Hacker News new | ask | show | jobs
by ritter2a 2189 days ago
Certainly a nice read.

On the "culture of 'optimization is the root of all evil'" remark in the conclusions: I find this to be a nice example for the full Knuth quote.

If you face an arbitrary task including parsing 64 bit integers, starting by developing/using the technique from the article (as a _premature_ optimization) is probably a bad idea since it costs time for the implementation (and even more time for debugging and understanding the code a few months later), while in most cases, it is probably not what dominates the running time of your code. If you however have built a solution that does the job, but is just not fast enough, and profiling shows you that you spend considerable time parsing integers, this kind of optimization is the way to go.

1 comments

Or even better: if you can change the problem so that you don't need to parse at all, then do that instead.

Recently I made a comment on the overhead of textual formats from the validation perspective: https://news.ycombinator.com/item?id=23582056

I think that a textual format is overall a horrible idea if the use-case is not presenting the vast majority of the content to humans.

In an ideal world, communication between machines would be all in binary protocols, and developers would know how to read/write them with tools like hex editors as naturally as a second language.

Instead, countless amounts of time and space are wasted by machines converting their native integers into strings, wrapping it in JSON, base64'ing that, wrapping it into XML, then sending it over the network (whose lower layers are thankfully binary) to another machine where the reverse process happens, but with additional checks during parsing. (I am not exaggerating. I have seen systems like this.) 99.99999...% of this data will never be seen by a human. What a disgusting waste of computing power.

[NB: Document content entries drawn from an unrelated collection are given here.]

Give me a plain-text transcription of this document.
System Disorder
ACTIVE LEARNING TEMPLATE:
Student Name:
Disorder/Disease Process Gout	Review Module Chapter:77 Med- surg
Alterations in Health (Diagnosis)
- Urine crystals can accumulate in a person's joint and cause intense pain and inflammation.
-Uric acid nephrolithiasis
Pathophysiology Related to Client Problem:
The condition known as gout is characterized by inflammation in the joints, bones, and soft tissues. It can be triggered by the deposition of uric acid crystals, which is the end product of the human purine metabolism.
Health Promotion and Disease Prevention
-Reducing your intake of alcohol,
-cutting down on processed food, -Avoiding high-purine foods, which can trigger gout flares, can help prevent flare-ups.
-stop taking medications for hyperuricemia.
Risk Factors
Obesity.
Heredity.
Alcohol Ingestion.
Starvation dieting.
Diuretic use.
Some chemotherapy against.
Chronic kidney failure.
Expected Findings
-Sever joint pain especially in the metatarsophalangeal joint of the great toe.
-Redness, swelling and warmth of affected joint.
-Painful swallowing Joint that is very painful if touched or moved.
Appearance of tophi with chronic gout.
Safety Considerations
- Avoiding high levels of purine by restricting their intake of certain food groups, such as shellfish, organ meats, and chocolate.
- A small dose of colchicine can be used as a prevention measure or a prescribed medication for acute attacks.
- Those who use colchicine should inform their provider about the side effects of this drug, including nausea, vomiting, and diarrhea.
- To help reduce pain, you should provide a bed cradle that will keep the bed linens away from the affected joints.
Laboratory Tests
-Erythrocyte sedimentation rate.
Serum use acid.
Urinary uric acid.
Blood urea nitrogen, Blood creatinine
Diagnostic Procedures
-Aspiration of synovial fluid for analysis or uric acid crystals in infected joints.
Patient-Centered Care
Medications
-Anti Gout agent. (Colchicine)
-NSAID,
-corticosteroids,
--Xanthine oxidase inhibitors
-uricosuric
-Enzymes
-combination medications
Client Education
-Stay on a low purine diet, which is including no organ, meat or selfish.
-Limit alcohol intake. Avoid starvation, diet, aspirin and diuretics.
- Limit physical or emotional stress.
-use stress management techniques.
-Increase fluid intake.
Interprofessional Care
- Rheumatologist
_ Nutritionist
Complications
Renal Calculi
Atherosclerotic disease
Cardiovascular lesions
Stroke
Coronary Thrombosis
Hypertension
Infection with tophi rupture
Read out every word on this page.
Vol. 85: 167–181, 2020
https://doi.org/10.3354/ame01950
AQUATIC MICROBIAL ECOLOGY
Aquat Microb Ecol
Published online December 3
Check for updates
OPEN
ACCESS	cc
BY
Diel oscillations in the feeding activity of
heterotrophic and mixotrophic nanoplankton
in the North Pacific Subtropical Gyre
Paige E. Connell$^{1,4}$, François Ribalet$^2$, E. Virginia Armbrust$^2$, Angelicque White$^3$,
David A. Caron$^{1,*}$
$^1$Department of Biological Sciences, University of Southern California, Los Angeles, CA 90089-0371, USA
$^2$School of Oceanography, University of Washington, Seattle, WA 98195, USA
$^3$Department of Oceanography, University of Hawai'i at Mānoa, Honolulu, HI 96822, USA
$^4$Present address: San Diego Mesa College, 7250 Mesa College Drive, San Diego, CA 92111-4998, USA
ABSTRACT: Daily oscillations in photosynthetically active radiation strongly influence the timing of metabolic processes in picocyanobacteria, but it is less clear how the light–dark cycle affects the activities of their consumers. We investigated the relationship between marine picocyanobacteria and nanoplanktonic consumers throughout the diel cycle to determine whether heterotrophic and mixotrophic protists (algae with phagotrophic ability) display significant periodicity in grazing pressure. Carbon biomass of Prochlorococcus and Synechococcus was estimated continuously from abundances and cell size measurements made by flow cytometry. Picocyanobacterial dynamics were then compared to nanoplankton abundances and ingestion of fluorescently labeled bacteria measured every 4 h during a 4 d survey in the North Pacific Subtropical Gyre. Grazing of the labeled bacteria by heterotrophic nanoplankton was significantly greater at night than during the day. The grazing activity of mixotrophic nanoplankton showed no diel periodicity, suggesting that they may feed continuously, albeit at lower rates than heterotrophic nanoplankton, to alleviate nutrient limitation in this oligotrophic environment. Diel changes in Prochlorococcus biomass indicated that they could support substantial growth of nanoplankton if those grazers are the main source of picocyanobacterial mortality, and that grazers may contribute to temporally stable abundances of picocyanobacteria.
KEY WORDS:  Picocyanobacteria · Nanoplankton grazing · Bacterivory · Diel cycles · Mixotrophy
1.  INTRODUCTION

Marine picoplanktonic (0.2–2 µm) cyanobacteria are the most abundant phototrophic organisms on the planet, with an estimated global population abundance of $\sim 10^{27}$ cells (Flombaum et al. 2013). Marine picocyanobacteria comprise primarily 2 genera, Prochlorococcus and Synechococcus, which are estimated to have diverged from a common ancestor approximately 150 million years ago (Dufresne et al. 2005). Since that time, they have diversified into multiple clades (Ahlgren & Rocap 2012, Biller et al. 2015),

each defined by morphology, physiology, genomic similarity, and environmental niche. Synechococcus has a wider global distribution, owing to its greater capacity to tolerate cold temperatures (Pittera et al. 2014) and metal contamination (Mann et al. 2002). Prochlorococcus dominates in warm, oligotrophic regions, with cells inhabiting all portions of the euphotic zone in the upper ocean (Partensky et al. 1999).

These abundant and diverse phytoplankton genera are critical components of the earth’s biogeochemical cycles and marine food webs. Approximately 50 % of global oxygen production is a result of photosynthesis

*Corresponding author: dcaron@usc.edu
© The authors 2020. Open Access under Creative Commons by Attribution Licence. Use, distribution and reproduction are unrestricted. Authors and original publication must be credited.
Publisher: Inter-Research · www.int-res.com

"The fastest way to do something is to not do it at all."

Author of the article here - I completely agree. This text parsing problem came up because I was lamenting how many cycles were wasted in text processing. At my current job a text-based protocol from a 3rd party means around 80% of CPU time for the entire application is spent parsing and rendering text just for the protocol. JSON and HTTP come to mind too.

The human readability argument doesn't really hold any water because if you have a structured description of a protocol (e.g. a C struct), you can always write simple tools to inspect the protocol and make it just as humanly readable as JSON is. This is even easier if a language has reflection to generate all this code.

What prevents you from using CBOR? I do understand that a fixed schema is more of a shackle and can't be used in every situation but CBOR doesn't require an external schema.